I’m not saying email is a terrible thing, but it’s simply not a perfect tool for all uses. And a few years ago, Silicon Valley finally figured this out. While there are a number of strong project management apps like Basecamp and Asana that strive to move some elements outside of our inbox, the single biggest threat to email is a platform called Slack. (slack.com) Unlike other non-email messaging platforms like Facebook, Snapchat and Instagram, Slack is tuned for corporate communication. Highly tuned.

Slack starts with the concept of instant messaging, much like the AOL chatrooms of the 90’s. But then hits the steroids. With Slack all team conversation occurs inside a “channel”. These channels can be dedicated to a department, a project, or a topic, and everyone in the channel has a full, searchable view of the entire discussion. Private channels are available for sensitive topics and direct, one-to-one messaging is also supported. But Slack takes it further by allowing drag-and-drop file sharing into the message thread. PDFs, images, and spreadsheets can be dropped into Slack and allow commenting, versioning, and full search-ability. And hundreds of other Internet services connect to Slack as well. So instead of just people posting in the channel, Dropbox can alert that a document was updated, or Basecamp can report that a project task was completed.

In a Slack-enabled company, no longer do you hear, “I didn’t get the email.” Nor do you have to hunt back through your archives in order to forward an old message to another team member. If Bob from accounting has a marketing question, he can just pop into the marketing channel, search the history, and if necessary ask a question of the marketing team members.

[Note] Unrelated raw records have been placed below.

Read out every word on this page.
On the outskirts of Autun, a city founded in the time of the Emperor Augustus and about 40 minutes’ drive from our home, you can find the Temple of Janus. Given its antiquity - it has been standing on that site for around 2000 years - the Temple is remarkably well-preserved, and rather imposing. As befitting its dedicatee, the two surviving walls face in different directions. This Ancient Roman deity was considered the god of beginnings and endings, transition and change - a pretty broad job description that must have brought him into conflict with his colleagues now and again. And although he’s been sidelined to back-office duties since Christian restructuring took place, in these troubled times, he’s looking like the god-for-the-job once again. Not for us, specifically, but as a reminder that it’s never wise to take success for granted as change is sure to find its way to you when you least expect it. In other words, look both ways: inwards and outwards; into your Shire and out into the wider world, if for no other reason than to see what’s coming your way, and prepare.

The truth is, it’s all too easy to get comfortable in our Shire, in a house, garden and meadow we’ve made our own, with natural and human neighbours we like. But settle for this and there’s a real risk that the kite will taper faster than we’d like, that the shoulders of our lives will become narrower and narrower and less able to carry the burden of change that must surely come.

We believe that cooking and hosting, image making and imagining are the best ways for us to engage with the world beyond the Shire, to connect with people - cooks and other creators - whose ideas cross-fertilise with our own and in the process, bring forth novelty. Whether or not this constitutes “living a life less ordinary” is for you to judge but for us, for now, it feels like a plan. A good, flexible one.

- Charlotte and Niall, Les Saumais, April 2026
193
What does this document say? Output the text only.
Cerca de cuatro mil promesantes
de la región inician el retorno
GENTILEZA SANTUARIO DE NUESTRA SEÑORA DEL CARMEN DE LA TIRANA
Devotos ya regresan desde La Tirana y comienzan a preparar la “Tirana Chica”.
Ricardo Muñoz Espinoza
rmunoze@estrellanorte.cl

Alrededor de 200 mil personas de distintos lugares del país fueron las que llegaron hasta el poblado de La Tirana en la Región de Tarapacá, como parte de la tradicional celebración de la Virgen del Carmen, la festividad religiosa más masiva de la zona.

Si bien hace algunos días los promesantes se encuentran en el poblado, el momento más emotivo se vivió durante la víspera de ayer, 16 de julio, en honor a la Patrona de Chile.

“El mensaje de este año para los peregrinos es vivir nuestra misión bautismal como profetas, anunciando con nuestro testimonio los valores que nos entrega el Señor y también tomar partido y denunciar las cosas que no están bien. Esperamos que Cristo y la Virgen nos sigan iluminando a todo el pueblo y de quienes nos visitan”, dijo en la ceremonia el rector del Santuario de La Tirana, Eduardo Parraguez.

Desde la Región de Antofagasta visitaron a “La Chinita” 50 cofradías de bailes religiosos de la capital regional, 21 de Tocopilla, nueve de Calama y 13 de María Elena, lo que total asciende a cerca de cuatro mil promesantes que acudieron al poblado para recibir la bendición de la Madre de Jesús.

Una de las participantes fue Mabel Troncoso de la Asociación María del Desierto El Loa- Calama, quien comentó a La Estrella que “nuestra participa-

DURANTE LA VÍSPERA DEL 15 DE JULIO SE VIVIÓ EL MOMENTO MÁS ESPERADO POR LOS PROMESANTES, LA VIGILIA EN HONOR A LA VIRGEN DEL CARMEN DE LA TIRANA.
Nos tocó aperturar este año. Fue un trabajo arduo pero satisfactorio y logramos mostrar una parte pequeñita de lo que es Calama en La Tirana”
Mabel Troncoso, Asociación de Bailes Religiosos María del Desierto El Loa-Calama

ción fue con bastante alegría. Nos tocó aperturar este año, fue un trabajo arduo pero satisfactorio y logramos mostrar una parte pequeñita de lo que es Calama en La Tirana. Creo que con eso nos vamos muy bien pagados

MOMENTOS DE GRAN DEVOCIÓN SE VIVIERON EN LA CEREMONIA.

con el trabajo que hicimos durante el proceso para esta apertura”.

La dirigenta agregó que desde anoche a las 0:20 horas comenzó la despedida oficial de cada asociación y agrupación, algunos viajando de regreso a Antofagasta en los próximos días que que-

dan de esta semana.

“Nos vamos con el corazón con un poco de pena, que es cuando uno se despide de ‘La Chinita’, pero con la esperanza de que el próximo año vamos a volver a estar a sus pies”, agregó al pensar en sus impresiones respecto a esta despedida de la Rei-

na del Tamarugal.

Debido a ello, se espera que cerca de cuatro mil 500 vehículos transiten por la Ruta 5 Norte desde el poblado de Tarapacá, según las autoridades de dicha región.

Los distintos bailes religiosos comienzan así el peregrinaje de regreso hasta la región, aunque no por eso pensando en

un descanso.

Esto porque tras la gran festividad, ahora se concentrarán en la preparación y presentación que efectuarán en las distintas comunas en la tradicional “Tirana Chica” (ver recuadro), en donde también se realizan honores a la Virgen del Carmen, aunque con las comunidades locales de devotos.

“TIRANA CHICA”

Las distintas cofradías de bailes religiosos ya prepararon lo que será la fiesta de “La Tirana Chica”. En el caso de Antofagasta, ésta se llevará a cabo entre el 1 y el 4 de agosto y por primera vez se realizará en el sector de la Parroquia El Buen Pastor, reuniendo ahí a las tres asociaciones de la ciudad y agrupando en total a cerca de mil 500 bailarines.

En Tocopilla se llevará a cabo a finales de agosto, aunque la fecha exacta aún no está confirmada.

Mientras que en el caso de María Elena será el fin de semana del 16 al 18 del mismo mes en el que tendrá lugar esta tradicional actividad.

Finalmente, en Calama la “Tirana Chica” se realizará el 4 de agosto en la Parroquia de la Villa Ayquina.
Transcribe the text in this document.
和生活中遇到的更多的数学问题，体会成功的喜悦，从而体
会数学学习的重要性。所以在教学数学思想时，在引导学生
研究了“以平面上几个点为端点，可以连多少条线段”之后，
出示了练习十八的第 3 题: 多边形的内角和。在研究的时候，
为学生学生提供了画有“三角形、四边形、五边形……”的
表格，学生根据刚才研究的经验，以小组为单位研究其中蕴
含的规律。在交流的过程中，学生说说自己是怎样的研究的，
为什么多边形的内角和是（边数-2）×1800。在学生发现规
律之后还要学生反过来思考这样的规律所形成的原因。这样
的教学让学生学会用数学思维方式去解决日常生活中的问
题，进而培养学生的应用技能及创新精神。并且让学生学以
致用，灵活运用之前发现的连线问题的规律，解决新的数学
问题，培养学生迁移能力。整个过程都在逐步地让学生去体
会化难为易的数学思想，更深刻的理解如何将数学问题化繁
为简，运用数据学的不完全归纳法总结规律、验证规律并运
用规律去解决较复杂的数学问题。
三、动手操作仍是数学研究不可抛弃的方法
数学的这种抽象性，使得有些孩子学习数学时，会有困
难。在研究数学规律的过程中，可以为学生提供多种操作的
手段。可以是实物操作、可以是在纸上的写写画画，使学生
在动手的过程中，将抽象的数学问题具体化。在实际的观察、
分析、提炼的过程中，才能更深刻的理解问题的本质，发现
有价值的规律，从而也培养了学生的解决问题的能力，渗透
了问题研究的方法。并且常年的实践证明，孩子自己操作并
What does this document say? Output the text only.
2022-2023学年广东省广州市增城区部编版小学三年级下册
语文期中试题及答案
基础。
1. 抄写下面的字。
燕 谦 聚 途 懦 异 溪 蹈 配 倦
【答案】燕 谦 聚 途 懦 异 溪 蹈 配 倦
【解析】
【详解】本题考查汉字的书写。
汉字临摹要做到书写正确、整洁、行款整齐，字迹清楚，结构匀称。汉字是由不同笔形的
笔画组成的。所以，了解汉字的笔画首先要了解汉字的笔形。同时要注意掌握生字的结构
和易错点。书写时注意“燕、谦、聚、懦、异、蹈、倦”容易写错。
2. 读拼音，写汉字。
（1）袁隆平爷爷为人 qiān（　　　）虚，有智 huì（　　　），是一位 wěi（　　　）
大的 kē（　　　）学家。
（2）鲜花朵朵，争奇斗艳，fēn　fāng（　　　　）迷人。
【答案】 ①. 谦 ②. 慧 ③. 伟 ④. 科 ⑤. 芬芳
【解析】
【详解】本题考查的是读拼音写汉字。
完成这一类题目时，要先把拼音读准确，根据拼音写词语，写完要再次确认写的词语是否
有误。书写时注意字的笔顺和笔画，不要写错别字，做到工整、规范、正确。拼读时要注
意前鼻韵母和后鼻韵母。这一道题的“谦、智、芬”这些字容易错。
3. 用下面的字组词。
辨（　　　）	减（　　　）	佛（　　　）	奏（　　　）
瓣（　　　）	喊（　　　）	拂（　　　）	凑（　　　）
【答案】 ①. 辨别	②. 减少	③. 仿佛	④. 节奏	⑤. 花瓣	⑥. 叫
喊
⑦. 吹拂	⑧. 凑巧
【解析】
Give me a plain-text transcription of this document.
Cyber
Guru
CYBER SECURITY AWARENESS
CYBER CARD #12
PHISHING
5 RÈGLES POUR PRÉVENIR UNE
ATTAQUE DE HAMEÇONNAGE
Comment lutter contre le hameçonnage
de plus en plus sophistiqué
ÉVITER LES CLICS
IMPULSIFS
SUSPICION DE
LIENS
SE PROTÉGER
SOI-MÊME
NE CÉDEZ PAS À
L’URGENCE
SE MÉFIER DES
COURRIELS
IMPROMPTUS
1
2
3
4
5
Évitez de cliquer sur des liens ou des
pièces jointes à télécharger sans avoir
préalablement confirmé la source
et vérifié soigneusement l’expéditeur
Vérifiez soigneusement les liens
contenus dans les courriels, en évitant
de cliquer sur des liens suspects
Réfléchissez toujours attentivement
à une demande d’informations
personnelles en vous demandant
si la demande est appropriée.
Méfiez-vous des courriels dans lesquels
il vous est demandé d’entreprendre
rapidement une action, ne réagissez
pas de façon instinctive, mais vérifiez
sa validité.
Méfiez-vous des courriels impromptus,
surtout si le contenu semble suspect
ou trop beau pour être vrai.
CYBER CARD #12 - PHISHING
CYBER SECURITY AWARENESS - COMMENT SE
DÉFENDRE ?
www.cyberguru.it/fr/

And he can just as easily leave the marketing channel and steer clear of continued font jokes....

You could think of Slack as a bit of a reversal. In email the participants stay consistent and the messages move between the people. With Slack and platforms like it, the messages themselves stay in a single location and the participants come in and out. A subtle but powerful shift in architecture that will hopefully remove those three horrible words from our vernacular: You’ve Got Mail.